Heppenheimer Amt hat gerechnet

„Wenn nämlich zur Gemarkung einer Kommune beispielsweise viele Waldflächen gehören, die überhaupt nicht für eine Besiedlung zur Verfügung stehen, dann wirkt der Wert, der durch die simple Rechnung, Einwohnerzahl geteilt durch Gemarkungsfläche‘ erzielt wird, sehr groß“, so Habich - für eine realistische Betrachtung dürften aber nur die Flächen in Ansatz gebracht werden, auf denen tatsächlich auch Wohnbebauung erfolgen dürfe oder bereits erfolgt sei.

Das Amt für Bodenmanagement hat auf Basis seiner Geodaten ermittelt, dass von den 5,7 Quadratkilometer Gemarkungsfläche 1,18 Quadratkilometer Siedlungsfläche sind (ohne Gewerbegebiete).

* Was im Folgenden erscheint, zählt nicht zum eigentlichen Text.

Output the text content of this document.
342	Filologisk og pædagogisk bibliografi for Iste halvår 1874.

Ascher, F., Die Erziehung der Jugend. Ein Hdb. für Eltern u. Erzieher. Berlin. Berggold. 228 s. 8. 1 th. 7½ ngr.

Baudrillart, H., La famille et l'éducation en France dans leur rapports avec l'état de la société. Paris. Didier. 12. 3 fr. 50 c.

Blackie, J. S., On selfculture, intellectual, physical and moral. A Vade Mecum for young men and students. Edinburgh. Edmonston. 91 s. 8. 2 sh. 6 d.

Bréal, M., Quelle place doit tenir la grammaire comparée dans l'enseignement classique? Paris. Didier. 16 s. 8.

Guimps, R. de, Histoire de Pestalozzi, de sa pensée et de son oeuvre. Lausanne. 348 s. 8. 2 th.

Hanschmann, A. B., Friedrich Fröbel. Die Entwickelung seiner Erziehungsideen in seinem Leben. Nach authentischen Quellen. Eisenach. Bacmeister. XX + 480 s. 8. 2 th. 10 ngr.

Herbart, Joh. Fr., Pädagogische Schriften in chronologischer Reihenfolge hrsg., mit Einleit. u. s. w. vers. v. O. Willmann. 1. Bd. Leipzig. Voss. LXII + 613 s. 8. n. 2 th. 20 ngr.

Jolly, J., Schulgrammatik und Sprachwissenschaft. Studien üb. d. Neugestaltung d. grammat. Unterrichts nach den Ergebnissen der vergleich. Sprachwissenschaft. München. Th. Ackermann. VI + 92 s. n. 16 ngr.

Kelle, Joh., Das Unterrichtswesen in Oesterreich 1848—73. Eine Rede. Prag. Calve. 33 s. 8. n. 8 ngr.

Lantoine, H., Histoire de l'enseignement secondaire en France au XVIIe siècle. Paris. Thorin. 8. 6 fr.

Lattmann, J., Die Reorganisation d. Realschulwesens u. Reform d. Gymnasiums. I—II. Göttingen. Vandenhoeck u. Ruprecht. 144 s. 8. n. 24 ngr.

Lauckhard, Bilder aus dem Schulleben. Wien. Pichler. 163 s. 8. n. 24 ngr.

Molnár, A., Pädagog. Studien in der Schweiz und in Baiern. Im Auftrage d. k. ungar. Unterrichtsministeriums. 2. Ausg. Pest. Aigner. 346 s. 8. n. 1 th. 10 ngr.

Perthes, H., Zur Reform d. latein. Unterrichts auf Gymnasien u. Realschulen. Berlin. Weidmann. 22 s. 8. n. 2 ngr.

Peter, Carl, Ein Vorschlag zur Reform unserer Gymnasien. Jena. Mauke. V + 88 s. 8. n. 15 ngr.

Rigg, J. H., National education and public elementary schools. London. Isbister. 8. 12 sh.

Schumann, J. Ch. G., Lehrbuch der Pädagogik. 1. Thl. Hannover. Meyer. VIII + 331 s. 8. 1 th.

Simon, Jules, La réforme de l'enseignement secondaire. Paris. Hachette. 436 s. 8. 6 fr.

Teilt man nun diesen Wert durch 7219 Einwohner, dann leben laut Berechnung durch die Heppenheimer Behörde auf einem Hektar – also auf 10 000 Quadratmetern – 61 Personen.

„Oder anders ausgedrückt: Auf eine durchschnittliche Wohnfläche von 100 Quadratmetern kommen gerade einmal 0,61 Personen“, so Habich. Vergleiche man nun den Zwingenberger Wert von 61 Einwohnern pro Hektar Siedlungsfläche mit den ebenfalls vom Amt für Bodenmanagement auf dieselbe Weise ermittelten Werten von Nachbarkommunen, gebe es keine Veranlassung „zu der immer wieder reflexartigen Behauptung, Zwingenberg sei die am dichtesten besiedelte Kommune in der Region“:

In Lorsch beträgt der Wert ebenfalls 61, in Bensheim liegt er mit 62 und in Heppenheim mit 65 etwas darüber. Zugegebenermaßen rangieren Alsbach-Hähnlein mit 52 und Einhausen mit 53 Personen pro Hektar Siedlungsfläche unter Zwingenberg. In einer Vorlage aus dem Rathaus, mit dem am kommenden Dienstag der Bau-, Planungs- und Umweltausschuss (19 Uhr/Diefenbachsaal des „Bunten Löwen“) informiert wird, heißt es dazu:

Verdichtung im regionalen Mittel

„Die unterdurchschnittlichen Dichtewerte lassen sich im Falle von Alsbach mit seinen Ortsteilen Hähnlein und Sandwiese sowie der Gemeinde Einhausen durch deren eher dörfliche Struktur erklären sowie im Falle beider Gemeinden dadurch, dass es praktisch keinen Geschosswohnungsbau gibt. Der Ortsteil Alsbach ist außerdem in den Hanglagen durch weitgehend erhaltene, alte Villengrundstücke mit großen Gärten geprägt, die es beispielsweise in Zwingenberg historisch bedingt eher weniger gibt.“

So oder so stellt Habich fest: „Wir können mit Fug und Recht sagen: Zwingenberg und sein Stadtteil Rodau haben sich in der Vergangenheit ganz sicher nicht verdichteter entwickelt als andere Kommunen.“ Wenn überhaupt von einer Verdichtung die Rede sein könne, dann treffe das vielleicht auf die Region insgesamt zu, „aber das zu regeln liegt nicht in der Zuständigkeit der einzelnen Kommunen, sondern das ist Sache der Regionalplanung“.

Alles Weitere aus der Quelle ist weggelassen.